An EY study of Fortune 100 proxy materials shows audit committees continue to make incremental additional voluntary disclosures to explain their oversight of the external audit.
Nearly 90 percent of audit committees explicitly said in their 2017 proxies that the audit committee is responsible for the appointment, compensation, and oversight of the external auditor, up from 81 percent in 2016 and nearly double from 2012. More than half, or 56 percent, of audit committees explained the factors they used to assess the external auditor’s qualifications, up from 48 percent in 2016 and 17 percent in 2012.
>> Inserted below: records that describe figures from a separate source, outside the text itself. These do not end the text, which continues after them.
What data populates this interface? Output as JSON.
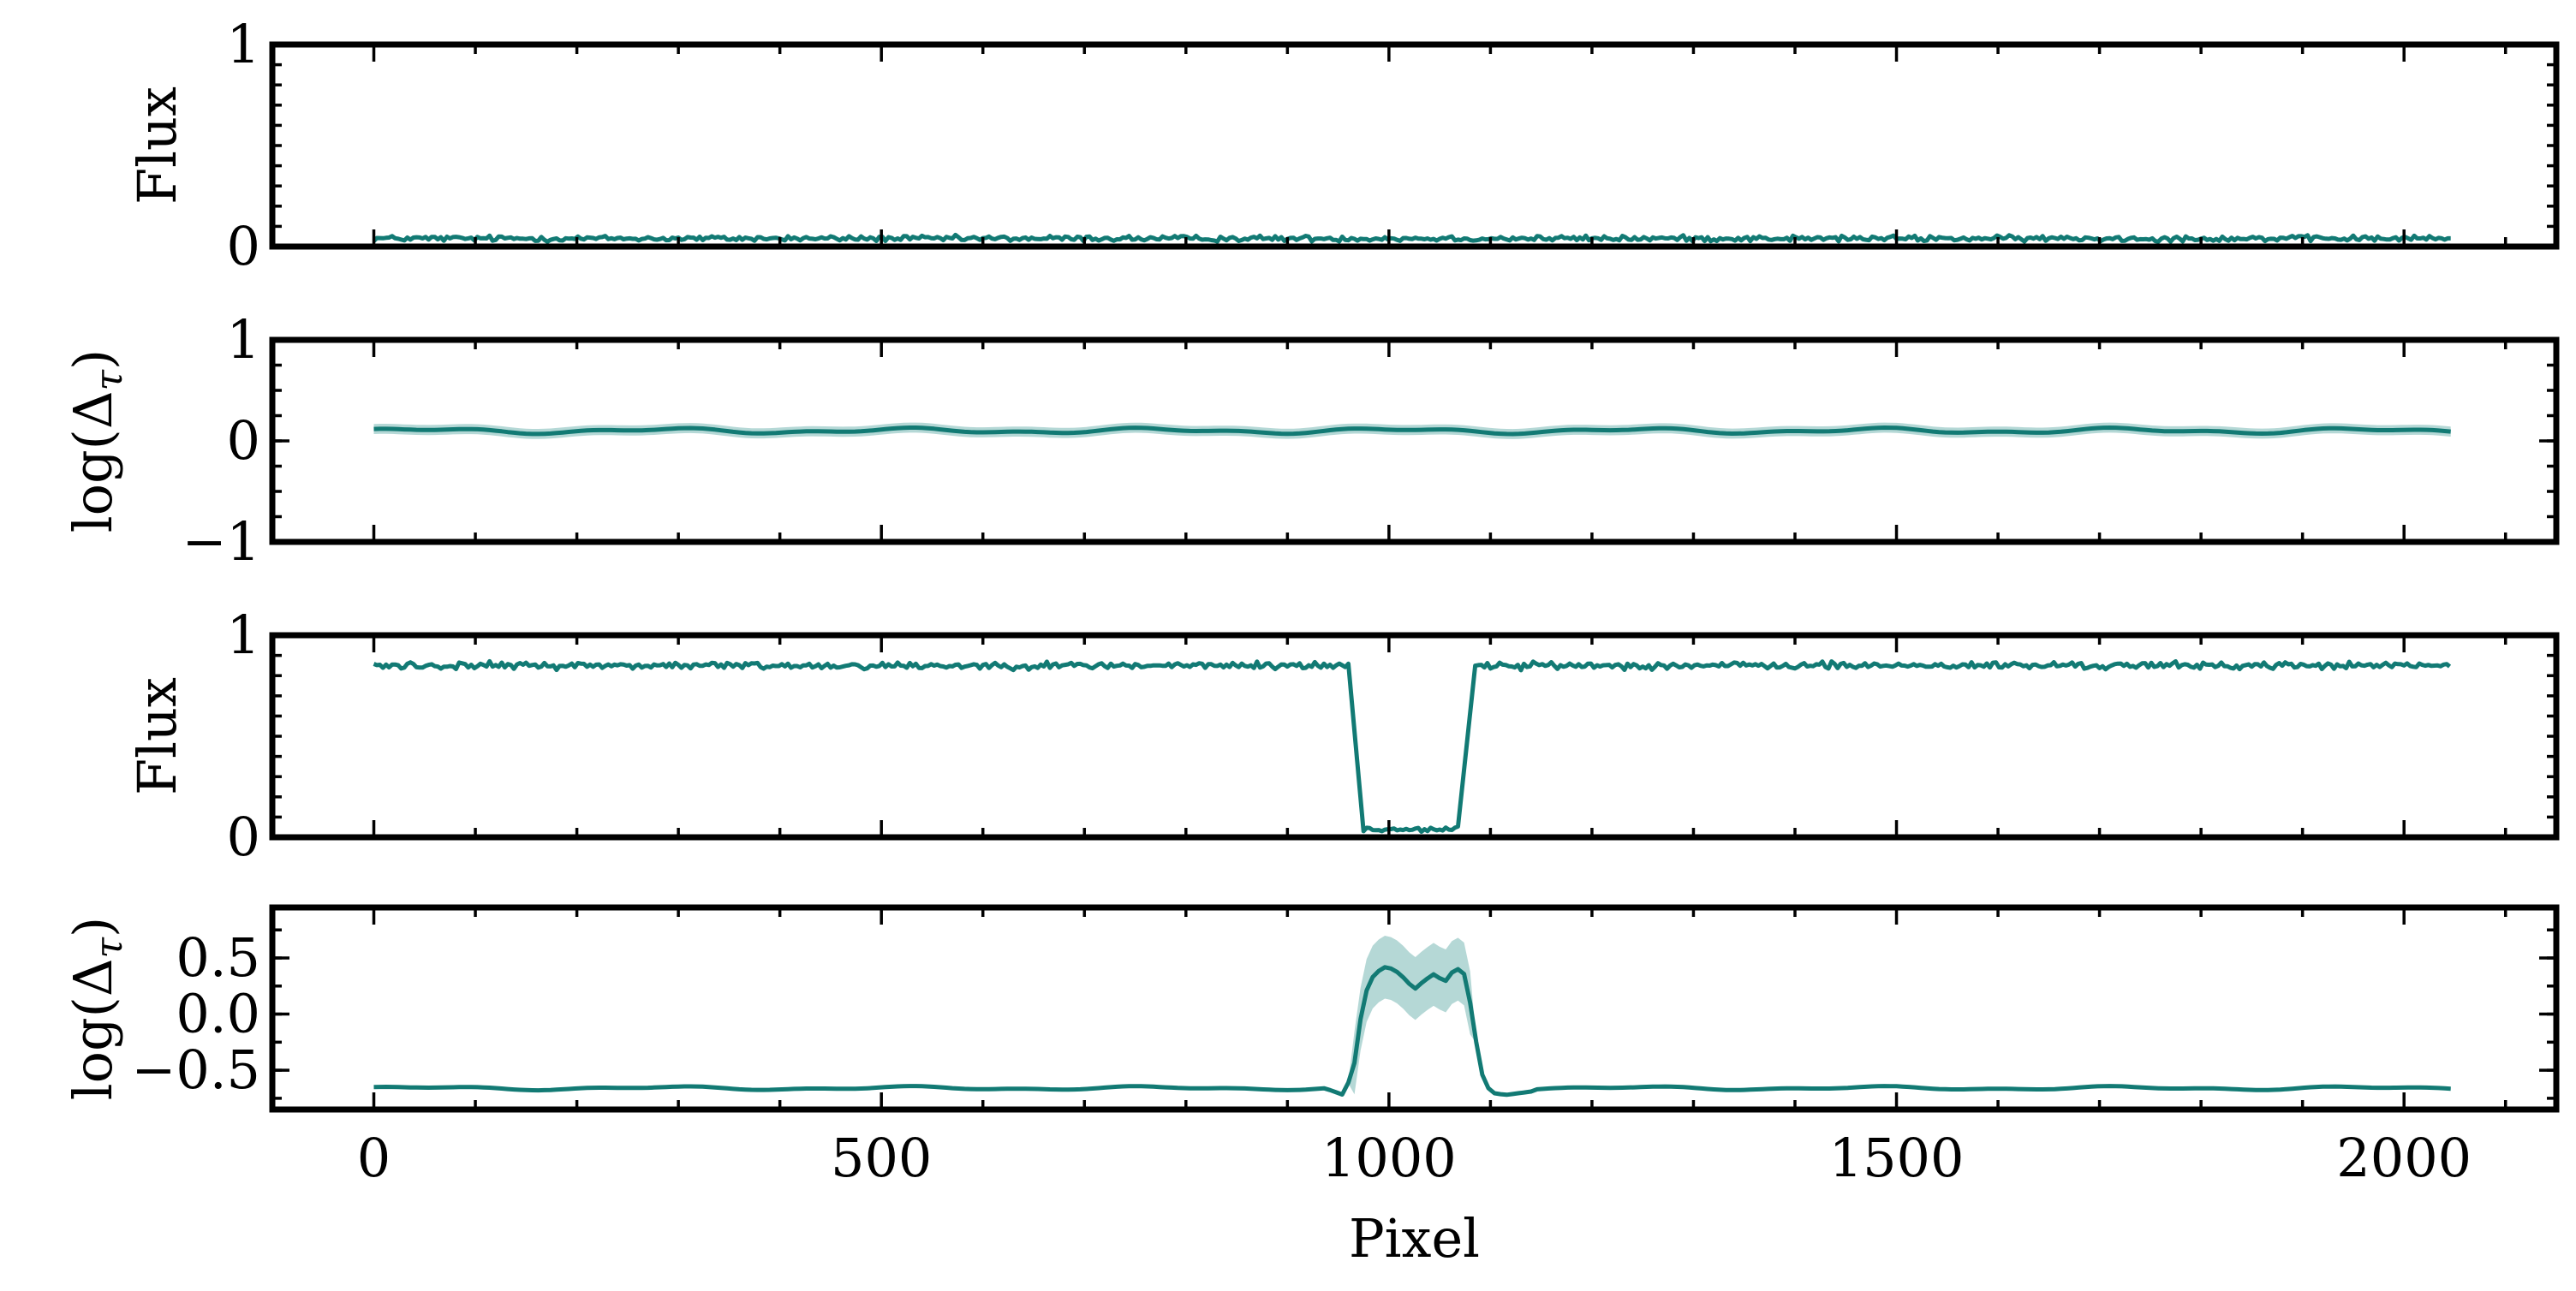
{
  "colors": {
    "line": "#127a74",
    "band": "#a8d1cf"
  },
  "xlabel": "Pixel",
  "xticks": [
    "0",
    "500",
    "1000",
    "1500",
    "2000"
  ],
  "chart_data": [
    {
      "type": "line",
      "ylabel": "Flux",
      "ylabel_math": false,
      "ylim": [
        0,
        1
      ],
      "xlim": [
        -100,
        2150
      ],
      "yticks": [
        {
          "v": 1,
          "label": "1"
        },
        {
          "v": 0,
          "label": "0"
        }
      ],
      "series": [
        {
          "kind": "noise",
          "segments": [
            {
              "x0": 0,
              "x1": 2047,
              "level": 0.04,
              "noise": 0.012
            }
          ]
        }
      ]
    },
    {
      "type": "line",
      "ylabel": "log(Δτ)",
      "ylabel_math": true,
      "ylim": [
        -1,
        1
      ],
      "xlim": [
        -100,
        2150
      ],
      "yticks": [
        {
          "v": 1,
          "label": "1"
        },
        {
          "v": 0,
          "label": "0"
        },
        {
          "v": -1,
          "label": "−1"
        }
      ],
      "series": [
        {
          "kind": "smooth",
          "baseline": 0.1,
          "wiggle": 0.02,
          "band": 0.05
        }
      ]
    },
    {
      "type": "line",
      "ylabel": "Flux",
      "ylabel_math": false,
      "ylim": [
        0,
        1
      ],
      "xlim": [
        -100,
        2150
      ],
      "yticks": [
        {
          "v": 1,
          "label": "1"
        },
        {
          "v": 0,
          "label": "0"
        }
      ],
      "series": [
        {
          "kind": "noise",
          "segments": [
            {
              "x0": 0,
              "x1": 960,
              "level": 0.85,
              "noise": 0.015
            },
            {
              "x0": 975,
              "x1": 1070,
              "level": 0.04,
              "noise": 0.012
            },
            {
              "x0": 1085,
              "x1": 2047,
              "level": 0.85,
              "noise": 0.015
            }
          ],
          "edges": [
            [
              960,
              975
            ],
            [
              1070,
              1085
            ]
          ]
        }
      ]
    },
    {
      "type": "line",
      "ylabel": "log(Δτ)",
      "ylabel_math": true,
      "ylim": [
        -0.85,
        0.95
      ],
      "xlim": [
        -100,
        2150
      ],
      "yticks": [
        {
          "v": 0.5,
          "label": "0.5"
        },
        {
          "v": 0.0,
          "label": "0.0"
        },
        {
          "v": -0.5,
          "label": "−0.5"
        }
      ],
      "series": [
        {
          "kind": "feature",
          "baseline": -0.66,
          "wiggle": 0.012,
          "band": 0.01,
          "feature_points": [
            [
              940,
              -0.67
            ],
            [
              955,
              -0.72
            ],
            [
              965,
              -0.5
            ],
            [
              975,
              0.15
            ],
            [
              985,
              0.35
            ],
            [
              995,
              0.42
            ],
            [
              1005,
              0.4
            ],
            [
              1015,
              0.32
            ],
            [
              1025,
              0.22
            ],
            [
              1035,
              0.3
            ],
            [
              1045,
              0.36
            ],
            [
              1055,
              0.28
            ],
            [
              1060,
              0.36
            ],
            [
              1068,
              0.4
            ],
            [
              1075,
              0.35
            ],
            [
              1082,
              0.0
            ],
            [
              1090,
              -0.5
            ],
            [
              1100,
              -0.7
            ],
            [
              1115,
              -0.72
            ],
            [
              1140,
              -0.69
            ]
          ],
          "feature_band": 0.28
        }
      ]
    }
  ]
}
In the area of perhaps greatest increased disclosure, three-fourths of audit committees in 2017 explain the audit committee’s role in selecting the lead audit partner, up from 69 percent in 2016 and only 1 percent in 2012. More audit committees in 2017 also explained that the audit committee is independent of management and that the audit committee considers work the auditor is doing outside the audit when considering the auditor’s independence.
In a few hot-button areas, however, audit committees are still saying little or nothing. Only one-third of audit committees in 2017 explain the committee’s role with respect to negotiating audit fees, although that’s incrementally higher than in 2016 and a gain over no such disclosure whatsoever in 2012. The study also found audit committees are increasing their disclosure around changes in audit fees, although they’re more likely to explain increased in audit fees than decreases.
Audit committees also are virtually mum on any topics they may have discussed with auditors. The EY survey finds in 2017, only 3 percent to 4 percent of companies include anything at all in the proxy about their interactions with external auditors, and that number hasn’t changed since 2012.
“Audit committees continue to enhance their overall disclosure, particularly over the appointment, compensation and oversight of external auditors,” says Stephen Klemash, Americas leader for the EY Center for Board Matters. “We view that all as extremely positive.”
The Securities and Exchange Commission has not established any significant disclosure requirements for audit committees for nearly 20 years, despite some major changes in the audit committee agenda over that time period, especially under Sarbanes-Oxley. Investors with heightened expectations of audit committees are calling for more information, says Klemash.
“Audit committees are doing a good job in their oversight of external auditors, but the investor community and other stakeholders are saying how do we know that?” says Klemash. “That’s why we’ve seen this journey of enhanced disclosure. The more disclosure that can be made, the better.”